私達はトレッキングって呼ぶけど、彼らからしたら普通の道。
彼らは神の住む山々を眺め、祈り。
電気が一日に3時間ほどしか点かなくても気にしてない。
牛を育て、野菜を育て、籠を編み、服を織り・・・
山を見て祈り・・・
こうして山に守られながら人生をまっとうしていく。
前回の記事でも書いたけど、やっぱりここにも私達が失った「何か」が間違いなくあった。

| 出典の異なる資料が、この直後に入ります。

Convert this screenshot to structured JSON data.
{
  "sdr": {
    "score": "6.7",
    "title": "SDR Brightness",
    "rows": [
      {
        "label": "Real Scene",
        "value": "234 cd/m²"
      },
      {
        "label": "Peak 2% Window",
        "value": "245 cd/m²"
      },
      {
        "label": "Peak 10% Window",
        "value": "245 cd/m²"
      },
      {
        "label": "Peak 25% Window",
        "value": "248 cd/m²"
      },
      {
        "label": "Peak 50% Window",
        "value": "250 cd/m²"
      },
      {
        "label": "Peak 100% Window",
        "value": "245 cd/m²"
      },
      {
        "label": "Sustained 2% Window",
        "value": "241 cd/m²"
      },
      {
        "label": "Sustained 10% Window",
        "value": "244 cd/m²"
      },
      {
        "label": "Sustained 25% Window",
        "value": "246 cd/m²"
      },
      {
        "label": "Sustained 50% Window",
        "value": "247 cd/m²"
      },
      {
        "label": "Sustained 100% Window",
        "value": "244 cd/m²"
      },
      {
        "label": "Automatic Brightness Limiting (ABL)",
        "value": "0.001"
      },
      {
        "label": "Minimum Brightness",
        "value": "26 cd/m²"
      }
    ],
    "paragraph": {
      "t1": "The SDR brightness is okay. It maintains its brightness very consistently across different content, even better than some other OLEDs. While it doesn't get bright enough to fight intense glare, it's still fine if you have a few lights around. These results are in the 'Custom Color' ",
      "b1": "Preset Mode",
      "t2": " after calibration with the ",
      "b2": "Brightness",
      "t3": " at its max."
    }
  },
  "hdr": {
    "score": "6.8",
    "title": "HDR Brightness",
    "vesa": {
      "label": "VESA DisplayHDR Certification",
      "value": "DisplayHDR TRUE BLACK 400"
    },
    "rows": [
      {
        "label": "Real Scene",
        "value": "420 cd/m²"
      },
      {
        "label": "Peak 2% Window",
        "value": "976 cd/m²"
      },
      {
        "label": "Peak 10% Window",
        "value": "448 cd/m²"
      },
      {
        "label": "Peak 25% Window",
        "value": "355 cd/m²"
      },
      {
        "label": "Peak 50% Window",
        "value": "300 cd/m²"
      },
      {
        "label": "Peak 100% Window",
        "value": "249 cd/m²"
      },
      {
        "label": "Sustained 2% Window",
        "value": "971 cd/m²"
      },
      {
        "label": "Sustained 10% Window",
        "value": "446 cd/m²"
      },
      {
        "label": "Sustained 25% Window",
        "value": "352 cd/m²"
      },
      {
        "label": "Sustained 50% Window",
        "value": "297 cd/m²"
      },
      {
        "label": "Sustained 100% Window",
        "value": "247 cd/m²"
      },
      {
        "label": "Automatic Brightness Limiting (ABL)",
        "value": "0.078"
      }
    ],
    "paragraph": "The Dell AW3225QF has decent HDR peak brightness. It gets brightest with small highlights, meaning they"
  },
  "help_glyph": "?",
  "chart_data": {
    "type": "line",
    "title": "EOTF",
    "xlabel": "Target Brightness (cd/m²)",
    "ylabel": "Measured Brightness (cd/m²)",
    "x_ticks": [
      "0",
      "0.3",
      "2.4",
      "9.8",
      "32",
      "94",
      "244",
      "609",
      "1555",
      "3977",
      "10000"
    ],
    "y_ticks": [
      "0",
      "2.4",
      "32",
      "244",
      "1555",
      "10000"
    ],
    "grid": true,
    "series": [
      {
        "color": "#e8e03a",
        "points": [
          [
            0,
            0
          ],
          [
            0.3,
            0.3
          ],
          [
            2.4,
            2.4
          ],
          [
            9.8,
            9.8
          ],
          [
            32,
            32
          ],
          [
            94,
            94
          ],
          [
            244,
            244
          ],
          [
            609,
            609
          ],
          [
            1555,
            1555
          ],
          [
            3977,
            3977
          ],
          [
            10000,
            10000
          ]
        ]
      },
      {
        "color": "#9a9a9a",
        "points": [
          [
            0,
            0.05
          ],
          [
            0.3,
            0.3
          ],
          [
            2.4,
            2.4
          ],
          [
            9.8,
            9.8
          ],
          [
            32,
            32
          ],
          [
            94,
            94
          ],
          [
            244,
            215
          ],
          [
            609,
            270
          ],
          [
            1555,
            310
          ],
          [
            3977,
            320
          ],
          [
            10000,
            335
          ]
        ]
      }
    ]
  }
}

当たり前だけど、山の中では自然に生かされ、自然と共に寄り添って生きる。
電気もない、野菜も自給自足、ミルクも育てている牛から頂く、暖房だってない。
ここには人としての生活が間違いなく存在してる。
泊まったエコビレッジは日本人が経営しているため、驚くほど美味しい日本食が食べられて、地酒も飲めて。
ヒマラヤ見ながら五右衛門風呂にも入れた。
お風呂に浸かりながら、「あぁ~人間ってなんて小さいんだろう」って思った。
そして私が見ている世界って何て小さくて、独りよがりなんだろうって思った。
カトマンドゥもそうだけど、ネパールは慢性的な電力不足。
電気がついたのは一日で数時間。
だから日中は太陽に感謝したし、
夜の闇がこんなに暗いんだって久しぶりに感じたし、
星ってこんなに見えるだって実感したし、
月明かりって明るいんだなって思った。
ヒマラヤを眺めながらヨガしたり、瞑想したり、のんびりしたり。
圧倒されるヒマラヤ見ながら、生きるってたぶんこういうことなんだろうって思った。
ここでは太陽が昇ることにたまらなく感謝したくなる。
オマーンの砂漠でキャンプした時も、朝が来ることに感動したなっ。
闇が終わり、遠くで犬の泣き声がしだして、空は段々とオレンジになる。
霧に包まれた眼下の街の向こうから太陽が顔を出す。
霧の上に太陽が昇り始め、空がオレンジ色に変化していく。
そしてその太陽に照らされてヒマラヤがオレンジ色に染まっていく。
雪山に太陽の光が反射する様子は、それはそれは感動的。
山に生かされ、大地の恵みに育まれ、祈りと共に生きていく。
地球と共に生きているこの土地の人々。
日々便利で物質的に満たされている世界で生活していると、これが当たり前になるし、「生きる」ということをおろそかにしてしまう。
私達人間は、学びのために地球にやってきて、宇宙に生かされている。
地球の声を聞き、宇宙のエネルギーに感謝し、魂としての学びに謙虚になろう。
ヒマラヤを眺めながらそんなことを感じた。